Hace un año la OMS declaró el fin de la alarma mundial por la viruela del mono, ahora se la llama mpox. Hoy se declara una nueva alarma por el mismo virus; en realidad no es el mismo, es una variante de una rama diferente del árbol familiar del virus de la viruela (ya extinta).
La enfermedad surgió en la República Democrática del Congo (RDC) y se debe seguramente a consumo de animales silvestres que la portan, especialmente monos. La RDC es un país muy emproblemado. El año pasado, por ejemplo, hubo 300.000 casos de sarampión con 6.000 muertos, una enfermedad que en el mundo ha sido bien controlada hace años. Sus hospitales no dan abasto, hay un conflicto bélico interno muy cruel que ha producido casi siete millones de desplazados.
La alarma se dio no por la aparición de la variante allá, donde es endémica, sino porque aparecieron casos en el Reino Unido, Australia y Estados Unidos; es decir, ya se está dispersando por todo el mundo. A pesar de que esta variante produce una mortalidad mayor que la anterior, no es similar al covid-19, porque el contagio es mucho más difícil (solo por o de fluidos corporales) y entre los infectados sobrevive más del 99 %.
Pero aún tenemos fresca en la memoria la pandemia y sabemos que hay que ser prevenidos. Tener vacunas contra viruela (o unas nuevas) es importante, no para vacunación masiva sino para detener la expansión de brotes. Las medidas de prevención también serán diferentes: no será necesario el aislamiento; no habrá impacto en el trabajo ni en el estudio.
Como es costumbre, ya hay teorías conspiratorias. Parece que la mente humana funciona automáticamente bajo la presunción de ‘crimen y castigo’. Una pandemia es un castigo, luego hay que descubrir cuál fue el crimen y quién lo cometió. Hay varias soluciones prefabricadas para escoger.
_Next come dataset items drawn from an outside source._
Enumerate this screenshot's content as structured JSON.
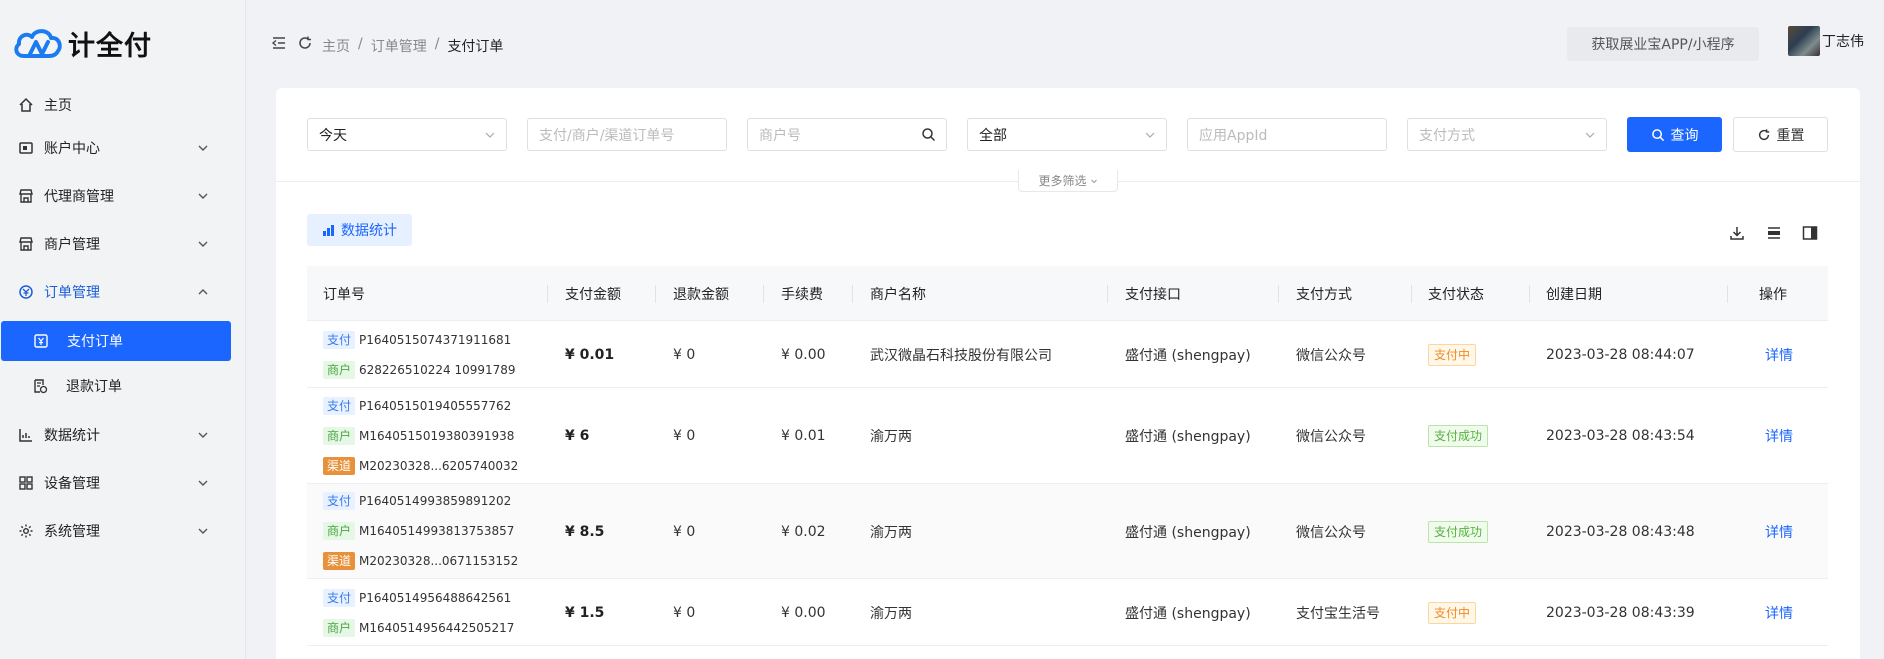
{
  "brand": {
    "name": "计全付"
  },
  "sidebar": {
    "items": [
      {
        "label": "主页",
        "icon": "home-icon"
      },
      {
        "label": "账户中心",
        "icon": "account-icon"
      },
      {
        "label": "代理商管理",
        "icon": "store-icon"
      },
      {
        "label": "商户管理",
        "icon": "shop-icon"
      },
      {
        "label": "订单管理",
        "icon": "order-icon"
      },
      {
        "label": "数据统计",
        "icon": "chart-icon"
      },
      {
        "label": "设备管理",
        "icon": "grid-icon"
      },
      {
        "label": "系统管理",
        "icon": "gear-icon"
      }
    ],
    "sub_items": [
      {
        "label": "支付订单",
        "icon": "yuan-doc-icon"
      },
      {
        "label": "退款订单",
        "icon": "refund-doc-icon"
      }
    ]
  },
  "header": {
    "breadcrumb": [
      "主页",
      "/",
      "订单管理",
      "/",
      "支付订单"
    ],
    "app_button": "获取展业宝APP/小程序",
    "user_name": "丁志伟"
  },
  "filters": {
    "date": "今天",
    "order_no_placeholder": "支付/商户/渠道订单号",
    "mch_no_placeholder": "商户号",
    "type": "全部",
    "app_id_placeholder": "应用AppId",
    "pay_way_placeholder": "支付方式",
    "query_label": "查询",
    "reset_label": "重置",
    "more_label": "更多筛选"
  },
  "stats_label": "数据统计",
  "table": {
    "columns": [
      "订单号",
      "支付金额",
      "退款金额",
      "手续费",
      "商户名称",
      "支付接口",
      "支付方式",
      "支付状态",
      "创建日期",
      "操作"
    ],
    "tag_labels": {
      "pay": "支付",
      "mch": "商户",
      "chn": "渠道"
    },
    "rows": [
      {
        "pay_no": "P1640515074371911681",
        "mch_no": "628226510224 10991789",
        "chn_no": "",
        "amount": "¥ 0.01",
        "refund": "¥ 0",
        "fee": "¥ 0.00",
        "merchant": "武汉微晶石科技股份有限公司",
        "interface": "盛付通 (shengpay)",
        "way": "微信公众号",
        "status": "支付中",
        "status_type": "ing",
        "created": "2023-03-28 08:44:07",
        "action": "详情"
      },
      {
        "pay_no": "P1640515019405557762",
        "mch_no": "M1640515019380391938",
        "chn_no": "M20230328...6205740032",
        "amount": "¥ 6",
        "refund": "¥ 0",
        "fee": "¥ 0.01",
        "merchant": "渝万两",
        "interface": "盛付通 (shengpay)",
        "way": "微信公众号",
        "status": "支付成功",
        "status_type": "ok",
        "created": "2023-03-28 08:43:54",
        "action": "详情"
      },
      {
        "pay_no": "P1640514993859891202",
        "mch_no": "M1640514993813753857",
        "chn_no": "M20230328...0671153152",
        "amount": "¥ 8.5",
        "refund": "¥ 0",
        "fee": "¥ 0.02",
        "merchant": "渝万两",
        "interface": "盛付通 (shengpay)",
        "way": "微信公众号",
        "status": "支付成功",
        "status_type": "ok",
        "created": "2023-03-28 08:43:48",
        "action": "详情"
      },
      {
        "pay_no": "P1640514956488642561",
        "mch_no": "M1640514956442505217",
        "chn_no": "",
        "amount": "¥ 1.5",
        "refund": "¥ 0",
        "fee": "¥ 0.00",
        "merchant": "渝万两",
        "interface": "盛付通 (shengpay)",
        "way": "支付宝生活号",
        "status": "支付中",
        "status_type": "ing",
        "created": "2023-03-28 08:43:39",
        "action": "详情"
      }
    ]
  },
  "colors": {
    "primary": "#1b66ff",
    "pending": "#f08a24",
    "success": "#52b43a"
  }
}
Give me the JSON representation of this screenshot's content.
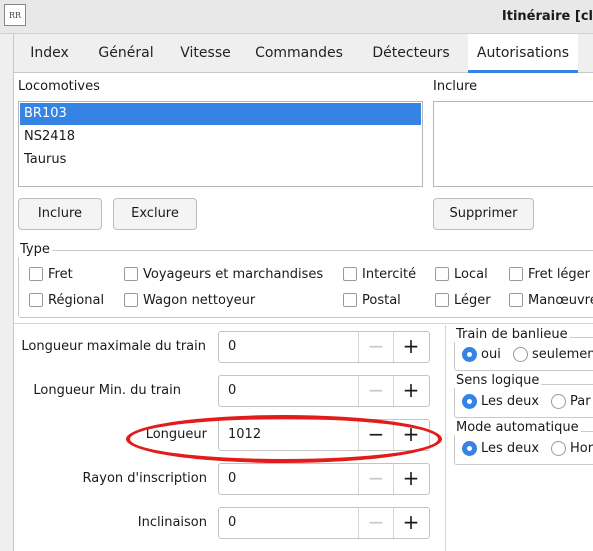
{
  "window": {
    "title": "Itinéraire [cl"
  },
  "app_icon": {
    "name": "app-icon"
  },
  "tabs": [
    {
      "label": "Index"
    },
    {
      "label": "Général"
    },
    {
      "label": "Vitesse"
    },
    {
      "label": "Commandes"
    },
    {
      "label": "Détecteurs"
    },
    {
      "label": "Autorisations",
      "active": true
    }
  ],
  "locomotives": {
    "label": "Locomotives",
    "items": [
      {
        "label": "BR103",
        "selected": true
      },
      {
        "label": "NS2418"
      },
      {
        "label": "Taurus"
      }
    ],
    "include_button": "Inclure",
    "exclude_button": "Exclure"
  },
  "include_list": {
    "label": "Inclure",
    "delete_button": "Supprimer"
  },
  "type_group": {
    "title": "Type",
    "options": [
      {
        "label": "Fret",
        "checked": false
      },
      {
        "label": "Voyageurs et marchandises",
        "checked": false
      },
      {
        "label": "Intercité",
        "checked": false
      },
      {
        "label": "Local",
        "checked": false
      },
      {
        "label": "Fret léger",
        "checked": false
      },
      {
        "label": "Régional",
        "checked": false
      },
      {
        "label": "Wagon nettoyeur",
        "checked": false
      },
      {
        "label": "Postal",
        "checked": false
      },
      {
        "label": "Léger",
        "checked": false
      },
      {
        "label": "Manœuvre",
        "checked": false
      }
    ]
  },
  "fields": [
    {
      "label": "Longueur maximale du train",
      "value": "0",
      "minus": "−",
      "plus": "+"
    },
    {
      "label": "Longueur Min. du train",
      "value": "0",
      "minus": "−",
      "plus": "+"
    },
    {
      "label": "Longueur",
      "value": "1012",
      "minus": "−",
      "plus": "+"
    },
    {
      "label": "Rayon d'inscription",
      "value": "0",
      "minus": "−",
      "plus": "+"
    },
    {
      "label": "Inclinaison",
      "value": "0",
      "minus": "−",
      "plus": "+"
    }
  ],
  "right_groups": [
    {
      "title": "Train de banlieue",
      "options": [
        {
          "label": "oui",
          "selected": true
        },
        {
          "label": "seulemen",
          "selected": false
        }
      ]
    },
    {
      "title": "Sens logique",
      "options": [
        {
          "label": "Les deux",
          "selected": true
        },
        {
          "label": "Par",
          "selected": false
        }
      ]
    },
    {
      "title": "Mode automatique",
      "options": [
        {
          "label": "Les deux",
          "selected": true
        },
        {
          "label": "Hor",
          "selected": false
        }
      ]
    }
  ],
  "colors": {
    "accent": "#3584e4",
    "annotation": "#e21b1b"
  }
}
Se puede inclinar uno por la historia de que hay transnacionales que ganan mucho con las vacunas y deben estar detrás del problema, bien sea por haber creado el virus, bien sea por haberse inventado algo que, en ‘verdad’, no existe.
Nos toca vivir apretados en grandes ciudades y nos contagiamos más; nos movilizamos rápidamente por tierra, mar y aire y transportamos alimentos de un lado al otro, y con esos movimientos, también a los virus.
Hoy la explicación más popular, políticamente correcta, es que somos nosotros, con nuestra civilización tecnológica, que irrumpimos en la naturaleza, tranquila e inofensiva ‘por naturaleza’, e indujimos los contagios. Tal vez haya algo de verdad, pero no esa tan simple.
Los virus existen posiblemente antes que los otros organismos (hay discusión al respecto). En la Tierra hay más virus que todos los organismos vivos. El virus es el ejemplo más puro de la evolución. Su único objetivo es multiplicarse. En forma natural muta, y las mutaciones que tienen más éxito en multiplicarse predominan.
Nuestra culpa consiste en haber hecho exactamente lo mismo, y gracias a la inteligencia que desarrollamos (también por evolución) somos ocho mil millones de individuos. Nos toca vivir apretados en grandes ciudades y nos contagiamos más; nos movilizamos rápidamente por tierra, mar y aire y transportamos alimentos de un lado al otro, y con esos movimientos, también a los virus.
Esa es nuestra única culpa real. La infección desde animales siempre existió, y antes de nosotros. El más antiguo antecesor de la influenza, por ejemplo, parece haber sido un virus del esturión (un pez que es un fósil viviente) que se desarrolló (el virus) hace 600 millones de años.
Cuando éramos cazadores y recolectores hace 10.000 años, nos infectábamos igual, pero esos grupos eran pequeños y aislados, lo peor que podía pasar (y pasaba) era que el grupo se extinguiera y con él la infección.
Haríamos bien en no abordar el problema buscando criminales, sino más bien desarrollando medios de defensa y control. Eso hacen los epidemiólogos y otros individuos de bata blanca en laboratorios y hospitales.